Dave Zirin (Not Just a Game: Power, Politics & American Sports) wrote twice in The Nation on the Boston Marathon as a symbol of transformation. In The Boston Marathon: All My Tears, All My Love Zirin reminded us of the story of Katherine Switzer defying popular opinion and race officials by being the first woman to run in the Marathon and, in doing so, making a bold political statement and making history. In Why We Must Protect Next Year’s Boston Marathon From Ourselves he cautions that we should resist submission to excessive martial control and trading off individual rights for a false sense of security.
Jack Shaheen (Reel Bad Arabs) responded to the vilification of Muslims by the press that quickly followed the attacks. He was specifically discussing the New York Post’s front page that erroneously identified two young men, one who was of Moroccan dissent, as suspects. (IOS users can see the video here)
Matt Sienkiewicz (Live From Bethlehem) writing in EAWorldView cautions those who might be inclined to think of the Boston Marathon attacks “in perspective” to appreciate that horror is not a relative experience.

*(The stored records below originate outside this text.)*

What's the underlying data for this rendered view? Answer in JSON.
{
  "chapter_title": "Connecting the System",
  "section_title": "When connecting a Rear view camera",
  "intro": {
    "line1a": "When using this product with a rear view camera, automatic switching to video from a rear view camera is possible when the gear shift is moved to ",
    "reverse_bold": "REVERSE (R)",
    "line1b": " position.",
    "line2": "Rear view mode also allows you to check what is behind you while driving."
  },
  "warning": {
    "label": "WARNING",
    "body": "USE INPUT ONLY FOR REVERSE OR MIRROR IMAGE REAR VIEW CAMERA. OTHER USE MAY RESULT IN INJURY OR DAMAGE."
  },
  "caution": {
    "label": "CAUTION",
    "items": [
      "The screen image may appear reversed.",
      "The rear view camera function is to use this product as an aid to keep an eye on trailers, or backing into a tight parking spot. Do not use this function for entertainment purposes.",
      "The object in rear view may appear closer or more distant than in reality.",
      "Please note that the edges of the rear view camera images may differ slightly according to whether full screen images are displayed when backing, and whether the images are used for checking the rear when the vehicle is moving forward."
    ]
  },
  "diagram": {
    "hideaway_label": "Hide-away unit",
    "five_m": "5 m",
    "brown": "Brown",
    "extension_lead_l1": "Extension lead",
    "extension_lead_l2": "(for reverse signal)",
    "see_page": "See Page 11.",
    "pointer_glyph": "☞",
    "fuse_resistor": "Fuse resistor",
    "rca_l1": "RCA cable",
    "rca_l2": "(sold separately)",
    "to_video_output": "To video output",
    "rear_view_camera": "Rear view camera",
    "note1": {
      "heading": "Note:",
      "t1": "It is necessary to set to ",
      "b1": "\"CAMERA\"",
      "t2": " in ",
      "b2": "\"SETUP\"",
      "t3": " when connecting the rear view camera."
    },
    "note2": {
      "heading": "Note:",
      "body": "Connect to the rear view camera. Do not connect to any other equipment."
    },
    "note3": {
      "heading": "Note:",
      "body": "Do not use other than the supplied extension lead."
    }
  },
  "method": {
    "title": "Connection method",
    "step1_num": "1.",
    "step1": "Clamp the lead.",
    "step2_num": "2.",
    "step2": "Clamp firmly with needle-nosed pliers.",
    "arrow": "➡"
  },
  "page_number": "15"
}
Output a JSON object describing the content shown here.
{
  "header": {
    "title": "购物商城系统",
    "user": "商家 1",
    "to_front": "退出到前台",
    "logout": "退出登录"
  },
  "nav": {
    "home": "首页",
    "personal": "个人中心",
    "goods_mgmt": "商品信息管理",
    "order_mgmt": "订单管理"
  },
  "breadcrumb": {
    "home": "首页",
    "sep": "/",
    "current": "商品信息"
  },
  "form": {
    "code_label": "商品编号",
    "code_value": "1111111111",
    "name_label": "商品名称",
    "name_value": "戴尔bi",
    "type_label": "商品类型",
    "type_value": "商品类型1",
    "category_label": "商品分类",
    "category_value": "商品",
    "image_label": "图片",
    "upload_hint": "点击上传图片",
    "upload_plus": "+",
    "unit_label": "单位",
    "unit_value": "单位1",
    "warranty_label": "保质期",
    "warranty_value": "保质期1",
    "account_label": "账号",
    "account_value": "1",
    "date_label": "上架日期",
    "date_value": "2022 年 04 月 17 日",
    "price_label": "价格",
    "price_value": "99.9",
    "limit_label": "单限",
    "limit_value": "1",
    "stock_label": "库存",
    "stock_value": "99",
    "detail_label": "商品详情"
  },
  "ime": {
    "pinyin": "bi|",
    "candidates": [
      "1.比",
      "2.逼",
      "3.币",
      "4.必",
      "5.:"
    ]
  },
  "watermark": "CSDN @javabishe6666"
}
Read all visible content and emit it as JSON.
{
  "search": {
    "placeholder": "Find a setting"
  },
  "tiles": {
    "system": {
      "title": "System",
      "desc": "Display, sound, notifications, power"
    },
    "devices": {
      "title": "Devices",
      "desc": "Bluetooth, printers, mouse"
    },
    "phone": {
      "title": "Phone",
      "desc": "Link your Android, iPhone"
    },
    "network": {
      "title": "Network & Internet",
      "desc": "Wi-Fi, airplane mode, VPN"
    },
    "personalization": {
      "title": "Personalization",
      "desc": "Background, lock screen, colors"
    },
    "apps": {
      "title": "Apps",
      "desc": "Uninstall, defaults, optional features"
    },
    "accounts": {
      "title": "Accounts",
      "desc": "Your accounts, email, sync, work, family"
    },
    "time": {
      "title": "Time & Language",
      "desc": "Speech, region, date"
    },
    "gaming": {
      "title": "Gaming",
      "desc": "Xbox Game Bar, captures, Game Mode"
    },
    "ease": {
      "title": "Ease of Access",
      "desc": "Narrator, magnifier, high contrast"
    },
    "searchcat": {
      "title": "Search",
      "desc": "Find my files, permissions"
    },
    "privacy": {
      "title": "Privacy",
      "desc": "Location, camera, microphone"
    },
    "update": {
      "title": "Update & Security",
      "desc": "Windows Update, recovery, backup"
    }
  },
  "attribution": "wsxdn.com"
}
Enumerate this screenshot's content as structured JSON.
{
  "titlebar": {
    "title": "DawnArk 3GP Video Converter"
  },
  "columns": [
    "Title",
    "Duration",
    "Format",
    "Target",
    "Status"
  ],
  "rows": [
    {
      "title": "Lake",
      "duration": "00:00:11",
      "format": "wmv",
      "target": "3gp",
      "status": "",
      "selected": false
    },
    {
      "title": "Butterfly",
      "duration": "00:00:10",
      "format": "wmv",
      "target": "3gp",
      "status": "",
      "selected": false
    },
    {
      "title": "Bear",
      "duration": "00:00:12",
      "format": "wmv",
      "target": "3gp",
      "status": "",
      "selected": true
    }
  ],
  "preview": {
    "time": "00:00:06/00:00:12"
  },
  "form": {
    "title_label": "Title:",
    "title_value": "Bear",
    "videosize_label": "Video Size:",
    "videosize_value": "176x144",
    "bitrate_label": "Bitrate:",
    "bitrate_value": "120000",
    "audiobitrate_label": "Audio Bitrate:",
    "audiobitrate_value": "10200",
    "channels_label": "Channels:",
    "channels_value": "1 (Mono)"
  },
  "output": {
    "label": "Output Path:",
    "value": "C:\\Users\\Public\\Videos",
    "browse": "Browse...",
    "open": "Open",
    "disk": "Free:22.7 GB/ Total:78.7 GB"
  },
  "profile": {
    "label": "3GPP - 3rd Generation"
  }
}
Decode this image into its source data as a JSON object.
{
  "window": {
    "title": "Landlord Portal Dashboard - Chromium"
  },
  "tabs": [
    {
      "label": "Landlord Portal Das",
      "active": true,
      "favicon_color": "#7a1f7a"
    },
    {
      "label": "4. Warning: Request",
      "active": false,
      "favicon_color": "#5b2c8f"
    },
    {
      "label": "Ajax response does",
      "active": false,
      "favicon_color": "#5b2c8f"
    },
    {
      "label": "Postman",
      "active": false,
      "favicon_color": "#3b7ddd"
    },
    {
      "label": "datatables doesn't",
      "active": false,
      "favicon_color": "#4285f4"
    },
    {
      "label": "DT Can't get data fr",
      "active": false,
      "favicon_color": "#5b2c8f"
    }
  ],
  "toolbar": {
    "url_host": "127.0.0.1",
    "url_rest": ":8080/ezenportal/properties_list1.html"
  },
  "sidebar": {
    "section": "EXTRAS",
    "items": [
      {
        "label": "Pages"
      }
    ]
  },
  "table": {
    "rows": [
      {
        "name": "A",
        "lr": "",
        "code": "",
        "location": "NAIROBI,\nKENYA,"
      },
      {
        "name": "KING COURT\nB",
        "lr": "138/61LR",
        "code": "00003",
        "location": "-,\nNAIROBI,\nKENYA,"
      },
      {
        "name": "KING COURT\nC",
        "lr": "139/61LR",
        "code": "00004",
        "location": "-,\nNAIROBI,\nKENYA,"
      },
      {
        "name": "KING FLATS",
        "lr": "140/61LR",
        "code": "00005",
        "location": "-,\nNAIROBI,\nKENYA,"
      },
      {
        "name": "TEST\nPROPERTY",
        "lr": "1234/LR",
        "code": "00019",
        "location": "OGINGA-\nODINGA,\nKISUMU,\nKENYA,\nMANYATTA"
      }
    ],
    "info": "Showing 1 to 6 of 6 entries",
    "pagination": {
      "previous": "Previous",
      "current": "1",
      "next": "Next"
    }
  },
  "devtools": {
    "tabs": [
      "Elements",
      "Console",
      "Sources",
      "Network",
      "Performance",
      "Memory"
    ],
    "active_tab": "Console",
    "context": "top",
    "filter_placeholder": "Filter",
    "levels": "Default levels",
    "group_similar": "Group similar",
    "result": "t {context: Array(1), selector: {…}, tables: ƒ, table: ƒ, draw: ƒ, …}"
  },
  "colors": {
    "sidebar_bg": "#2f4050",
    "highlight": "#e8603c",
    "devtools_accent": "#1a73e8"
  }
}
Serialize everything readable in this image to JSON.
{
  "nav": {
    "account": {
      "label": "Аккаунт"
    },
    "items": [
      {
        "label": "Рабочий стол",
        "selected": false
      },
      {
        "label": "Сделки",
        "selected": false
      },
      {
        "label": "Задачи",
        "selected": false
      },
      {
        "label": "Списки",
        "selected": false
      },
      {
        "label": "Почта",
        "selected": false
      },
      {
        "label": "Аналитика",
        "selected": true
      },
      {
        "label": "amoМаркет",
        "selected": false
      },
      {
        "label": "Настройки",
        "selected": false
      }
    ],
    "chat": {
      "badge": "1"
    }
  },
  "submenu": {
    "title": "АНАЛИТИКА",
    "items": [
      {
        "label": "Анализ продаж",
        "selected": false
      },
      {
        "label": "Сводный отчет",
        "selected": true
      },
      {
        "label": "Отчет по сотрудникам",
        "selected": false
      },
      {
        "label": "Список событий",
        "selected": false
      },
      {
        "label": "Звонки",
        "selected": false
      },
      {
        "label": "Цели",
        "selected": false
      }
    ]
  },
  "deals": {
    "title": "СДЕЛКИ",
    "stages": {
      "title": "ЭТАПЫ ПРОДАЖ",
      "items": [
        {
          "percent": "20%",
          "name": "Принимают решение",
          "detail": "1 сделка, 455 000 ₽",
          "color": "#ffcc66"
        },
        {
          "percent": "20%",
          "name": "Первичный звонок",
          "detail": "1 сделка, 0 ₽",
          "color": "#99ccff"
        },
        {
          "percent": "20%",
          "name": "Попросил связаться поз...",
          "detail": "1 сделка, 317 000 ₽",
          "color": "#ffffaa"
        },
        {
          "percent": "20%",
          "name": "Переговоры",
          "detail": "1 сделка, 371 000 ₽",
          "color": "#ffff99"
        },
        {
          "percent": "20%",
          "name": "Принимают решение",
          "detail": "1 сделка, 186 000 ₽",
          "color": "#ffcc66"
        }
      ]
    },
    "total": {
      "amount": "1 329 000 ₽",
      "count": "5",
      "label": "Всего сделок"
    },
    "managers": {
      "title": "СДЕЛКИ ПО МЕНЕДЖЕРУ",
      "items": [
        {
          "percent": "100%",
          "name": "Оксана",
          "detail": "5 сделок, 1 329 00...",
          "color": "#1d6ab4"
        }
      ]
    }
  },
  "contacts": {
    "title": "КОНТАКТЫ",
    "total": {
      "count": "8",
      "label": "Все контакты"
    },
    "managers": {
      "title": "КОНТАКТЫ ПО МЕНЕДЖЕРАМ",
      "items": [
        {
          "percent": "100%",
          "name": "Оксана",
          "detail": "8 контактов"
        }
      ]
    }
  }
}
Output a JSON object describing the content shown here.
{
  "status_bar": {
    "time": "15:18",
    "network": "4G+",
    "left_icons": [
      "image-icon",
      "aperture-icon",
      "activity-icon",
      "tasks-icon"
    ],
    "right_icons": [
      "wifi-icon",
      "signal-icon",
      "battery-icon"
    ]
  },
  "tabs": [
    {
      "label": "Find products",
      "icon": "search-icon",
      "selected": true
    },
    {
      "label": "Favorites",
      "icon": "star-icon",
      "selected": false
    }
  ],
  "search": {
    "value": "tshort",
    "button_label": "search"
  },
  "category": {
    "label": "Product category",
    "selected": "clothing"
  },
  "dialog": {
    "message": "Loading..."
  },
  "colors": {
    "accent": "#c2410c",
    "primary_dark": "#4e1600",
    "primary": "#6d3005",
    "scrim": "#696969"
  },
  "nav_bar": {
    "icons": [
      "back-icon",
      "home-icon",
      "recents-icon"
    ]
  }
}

“Yes, it would be very good to have more sympathy for, and more actively help, those who suffer. But a step towards this is, I believe, to realize what suffering is and how unacceptable it is to live with, even for a moment.”
Mike Madrigal of the Atlantic deconstructs the social media phenomenon that resulted in identifying in error a missing Brown student and a non-existent cohort, Mike Mulugeta, as the suspects: It Wasn’t Sunil Tripathi: The Anatomy of a Misinformation Disaster.
“….I just don’t understand what happened last night. A piece of evidence that fit a narrative some people really wanted to believe was conjured into existence and there was no stopping its spread.”